8 tips you should know for running a marathon

Thinking about running a marathon? While we fully support your goal, we want to make sure you know what you’re up against so you can tackle that race head on.

  1. It is no walk in the park

    Choosing to tackle a marathon is no small task. Legend has it that the marathon stems from Pheidippides carrying a message of victory from Marathon to Athens back in Ancient Greece and then collapsing to his death upon arrival. So make sure you are ready to whip yourself into shape  and gear up for an incredible journey!

  2. Train Smart 

    Once you’ve decided you want to conquer the marathon, make sure to get smart about training. People can tend to get a little carried away wanting to frantically make sure they are in shape and they end up burning themselves out before they ever reach the start line. So make sure you carefully plan out when, where, and how you will get ready for your marathon.

  3. Pick a date and Venue

    This can be grouped in with training smart, but picking a date is important to hold you accountable for your training. Make sure to choose a date that gives you plenty of time to prepare. A good training timeline for a Marathon is usually around 12 weeks, which should give you ample time to get in shape and get the solid base you need come race day in order to blaze the 26.2 mile distance! Besides the date, the course is also important in setting up your training. Make sure you prepare for whatever terrain you may face on race day.

4. Set a goal

Once you have picked your date, it’s time to set a realistic goal in order to make sure you don’t over or underestimate your abilities. Taking a look at your fitness background and past training can help you gauge where you want to be on race day  and allow you to form your training around that goal.

5. Make sure to give your body the right foods

One of the biggest mistakes people make is thinking that once they start running (especially marathon training) they can “eat whatever they want!” While yes, you have a little more freedom now that you are out there blazing the trail, you still need to make sure your body is getting what it needs. Carbohydrates are important, but make sure you are getting healthy carbs (keep to whole grains if you can). Along with good carbs, make sure you are getting plenty of leafy greens and some red meats to help recovery.

  1. Find YOUR shoe
    Not all strides, feet, and preferences are the same. Picking a shoe based on how it looks or just because this or that person told you it was good, does not always make it the best shoe for you. Though you may want to get whatever shoe you want, come race day your feet and ensuing blisters will not be thanking you. So make sure to try on and test a few different shoes before race day to assure the next day you are not cursing yourself for what you put your feet through.


  1. Practice Fueling
    Come race day you are definitely going to need fuel. Whether you’re taking some chews to get some sugar and carbs, or drinking an electrolyte water, you will need something to help you reach the finish line. Even the best women and men in the world are using fuel to help them reach the finish, so during your training learn how to fuel  while still moving to help maximize efficiency and help you get to the finish in record time.

  1. Have Fun
    Above all the training, stress, bathroom breaks, blisters, etc…. Running is about having fun!
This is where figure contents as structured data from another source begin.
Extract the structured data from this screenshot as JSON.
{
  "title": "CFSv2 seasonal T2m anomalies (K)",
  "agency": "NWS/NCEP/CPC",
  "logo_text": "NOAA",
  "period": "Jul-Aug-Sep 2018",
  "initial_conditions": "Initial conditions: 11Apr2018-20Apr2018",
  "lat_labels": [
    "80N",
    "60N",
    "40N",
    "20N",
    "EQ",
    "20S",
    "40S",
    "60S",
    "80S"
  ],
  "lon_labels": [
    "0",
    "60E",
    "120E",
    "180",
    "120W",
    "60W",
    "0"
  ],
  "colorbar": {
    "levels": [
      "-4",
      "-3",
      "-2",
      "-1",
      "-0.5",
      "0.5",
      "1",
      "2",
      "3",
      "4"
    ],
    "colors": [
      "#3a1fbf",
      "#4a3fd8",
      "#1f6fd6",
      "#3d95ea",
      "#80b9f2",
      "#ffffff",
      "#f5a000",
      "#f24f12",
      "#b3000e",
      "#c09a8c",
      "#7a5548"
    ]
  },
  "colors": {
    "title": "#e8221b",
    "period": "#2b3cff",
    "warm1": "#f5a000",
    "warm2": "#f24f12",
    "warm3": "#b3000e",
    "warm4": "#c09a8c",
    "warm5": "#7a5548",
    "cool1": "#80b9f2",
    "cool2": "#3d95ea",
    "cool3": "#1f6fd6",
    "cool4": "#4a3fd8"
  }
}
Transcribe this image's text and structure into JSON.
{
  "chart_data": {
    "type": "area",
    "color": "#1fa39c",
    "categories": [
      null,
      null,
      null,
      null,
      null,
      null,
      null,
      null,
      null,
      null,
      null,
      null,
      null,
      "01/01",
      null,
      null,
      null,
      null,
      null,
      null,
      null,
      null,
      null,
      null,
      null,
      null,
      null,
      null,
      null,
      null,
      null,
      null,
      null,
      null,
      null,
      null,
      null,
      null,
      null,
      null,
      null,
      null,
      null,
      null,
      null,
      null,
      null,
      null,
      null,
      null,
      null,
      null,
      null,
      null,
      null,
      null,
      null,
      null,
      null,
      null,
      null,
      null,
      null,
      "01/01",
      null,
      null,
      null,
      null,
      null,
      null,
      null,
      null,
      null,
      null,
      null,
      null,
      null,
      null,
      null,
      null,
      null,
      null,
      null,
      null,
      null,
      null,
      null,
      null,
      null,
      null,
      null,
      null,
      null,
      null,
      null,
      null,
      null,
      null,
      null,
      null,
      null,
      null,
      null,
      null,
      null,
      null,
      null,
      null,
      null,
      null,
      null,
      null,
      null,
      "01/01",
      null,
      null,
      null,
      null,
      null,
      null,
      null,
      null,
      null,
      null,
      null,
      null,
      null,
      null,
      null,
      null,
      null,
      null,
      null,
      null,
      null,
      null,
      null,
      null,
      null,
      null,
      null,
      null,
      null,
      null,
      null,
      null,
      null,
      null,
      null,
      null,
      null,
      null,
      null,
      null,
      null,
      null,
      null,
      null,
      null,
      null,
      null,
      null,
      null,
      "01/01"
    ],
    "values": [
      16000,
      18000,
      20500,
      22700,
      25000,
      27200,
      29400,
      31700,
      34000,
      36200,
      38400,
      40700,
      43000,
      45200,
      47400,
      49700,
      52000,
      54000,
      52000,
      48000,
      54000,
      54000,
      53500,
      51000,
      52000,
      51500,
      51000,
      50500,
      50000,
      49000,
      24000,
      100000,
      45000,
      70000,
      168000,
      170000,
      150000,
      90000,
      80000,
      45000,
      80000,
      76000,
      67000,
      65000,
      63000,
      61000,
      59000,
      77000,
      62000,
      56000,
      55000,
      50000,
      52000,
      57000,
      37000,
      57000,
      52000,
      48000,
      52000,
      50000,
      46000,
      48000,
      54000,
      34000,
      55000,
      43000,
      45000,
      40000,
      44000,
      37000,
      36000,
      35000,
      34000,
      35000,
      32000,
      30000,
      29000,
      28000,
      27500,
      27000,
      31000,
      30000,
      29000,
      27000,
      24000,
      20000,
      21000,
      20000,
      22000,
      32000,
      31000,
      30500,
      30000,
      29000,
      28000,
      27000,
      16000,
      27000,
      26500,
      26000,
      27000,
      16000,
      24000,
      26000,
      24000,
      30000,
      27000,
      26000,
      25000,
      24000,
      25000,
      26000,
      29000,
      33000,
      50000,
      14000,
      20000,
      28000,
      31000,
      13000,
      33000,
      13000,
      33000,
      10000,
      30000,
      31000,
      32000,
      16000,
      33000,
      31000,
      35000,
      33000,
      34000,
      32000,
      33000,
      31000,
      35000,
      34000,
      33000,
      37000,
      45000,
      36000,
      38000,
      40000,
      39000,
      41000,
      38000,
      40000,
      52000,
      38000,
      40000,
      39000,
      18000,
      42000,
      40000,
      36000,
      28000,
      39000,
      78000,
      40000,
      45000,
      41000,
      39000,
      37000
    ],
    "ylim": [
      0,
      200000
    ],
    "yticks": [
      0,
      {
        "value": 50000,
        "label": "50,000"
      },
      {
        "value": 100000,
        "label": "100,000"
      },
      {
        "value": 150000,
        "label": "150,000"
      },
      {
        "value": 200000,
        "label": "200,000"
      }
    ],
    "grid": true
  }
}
So when getting ready for your marathon enjoy the process, don’t overthink it and just take each mile as it comes. Trust your training and know that no matter what happens, whether you run the world record or just barely make it to the finish, enjoy it all. Even the best marathoners in the world will tell you at the end of the day: it’s all about having fun and pushing your body further than you ever thought possible. So get out there and hit the streets and experience a journey you will remember for the rest of your life!